Organizations recognized that despite past efforts in this area, there was still a large gap between philosophy and execution in the field. This was due to many of the following factors: because in more prosperous times the approach may not have been worth the effort; because the philosophical approach of a consultative sale was not translated into daily processes; and because the bar for consultative selling kept rising.
To make sure that they would be more successful in their current efforts to deliver on consultative selling, organizations were devoting resources to developing sales processes and figuring out how to turn something that is a philosophy into processes and behaviors. For some organizations, this meant creating new sales processes that would help salespeople create and nurture key customer relationships—for example, building professional relationships with procurement professionals in markets that had been dominated by personal relationships. In other cases, it meant reskilling the sales force and revisiting managerial reinforcement of skills training.

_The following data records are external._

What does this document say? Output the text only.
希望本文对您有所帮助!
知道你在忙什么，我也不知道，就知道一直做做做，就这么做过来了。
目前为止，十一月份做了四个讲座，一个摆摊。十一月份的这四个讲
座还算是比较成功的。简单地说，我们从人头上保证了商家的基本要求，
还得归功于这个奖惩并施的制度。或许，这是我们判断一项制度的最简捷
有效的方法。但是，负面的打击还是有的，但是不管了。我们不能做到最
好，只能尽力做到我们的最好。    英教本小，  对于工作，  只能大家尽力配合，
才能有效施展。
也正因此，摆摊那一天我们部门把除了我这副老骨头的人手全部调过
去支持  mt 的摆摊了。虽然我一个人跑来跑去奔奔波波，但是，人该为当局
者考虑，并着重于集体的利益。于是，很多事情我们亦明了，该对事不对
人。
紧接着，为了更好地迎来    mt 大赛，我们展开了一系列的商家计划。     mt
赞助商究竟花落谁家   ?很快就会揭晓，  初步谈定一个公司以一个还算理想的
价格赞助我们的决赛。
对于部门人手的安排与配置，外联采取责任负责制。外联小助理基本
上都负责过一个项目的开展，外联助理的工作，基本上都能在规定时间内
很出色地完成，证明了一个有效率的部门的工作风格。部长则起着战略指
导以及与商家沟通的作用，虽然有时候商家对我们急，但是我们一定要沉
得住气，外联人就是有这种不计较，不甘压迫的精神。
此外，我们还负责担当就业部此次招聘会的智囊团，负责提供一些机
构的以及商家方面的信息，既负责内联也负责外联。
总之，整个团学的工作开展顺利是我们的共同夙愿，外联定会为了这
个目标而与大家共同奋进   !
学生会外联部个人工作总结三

Reskilling the Sales Force
Many of the organizations recognized that their current sales force would be unable to support the sales strategies being deployed. As a result, many organizations in the study had gone through vast changes in personnel (especially those that were involved in mergers). Therefore, even in a job market that favored employers, managers and directors were still very concerned over the ability to attract and retain talent that was capable of delivering on a consultative sale.
Although the skills being focused on were not new, there were now new and much higher levels of expectation in place than there had been in the past. It was no longer enough to have product knowledge, salespeople needed business acumen, industry expertise, and in-depth customer insight. They no longer needed only to be able to communicate product benefits, they needed to communicate (and even calculate) value. There was also growing interest in the idea of emotional intelligence as a precursor to sales success. Some looked at this as a selection issue (looking for salespeople with innate skills); others saw this as an awareness and development issue. Regardless of the skill set desired, obtaining it required a complete approach, starting with sales strategy and moving through assessment, performance management training, support systems, and more.
Redefining Sales Management
Organizations recognized that they were putting more demands on sales managers than they had in the past, and some were trying to find ways to better support them. Managers were now much more responsible for business decisions (à la general managers), resource management across a variety of organizations and channels, and influencing capabilities. That being said, there was still no consensus on the way to support and develop management, however. Managers were still most commonly promoted based on selling ability rather than managerial ability; development was handled by a disconnected human resources department instead of the sales training department. As a result, there is a high level of inconsistency among sales managers in the organizations (in terms of processes, decision criteria, success, etc.) and the organizations interviewed felt that there was still a lot to be done in this area.
Creating a Sales Culture
Many of the organizations we spoke with were focusing on the idea of proactively creating and maintaining a sales culture. This was usually a function of trying to integrate teams of people from different parts of a merged organization and to support frequent restructuring initiatives. Some organizations were very focused on using their culture as an important element of their brand and as a recruiting and retention tool for both sales professionals and customers.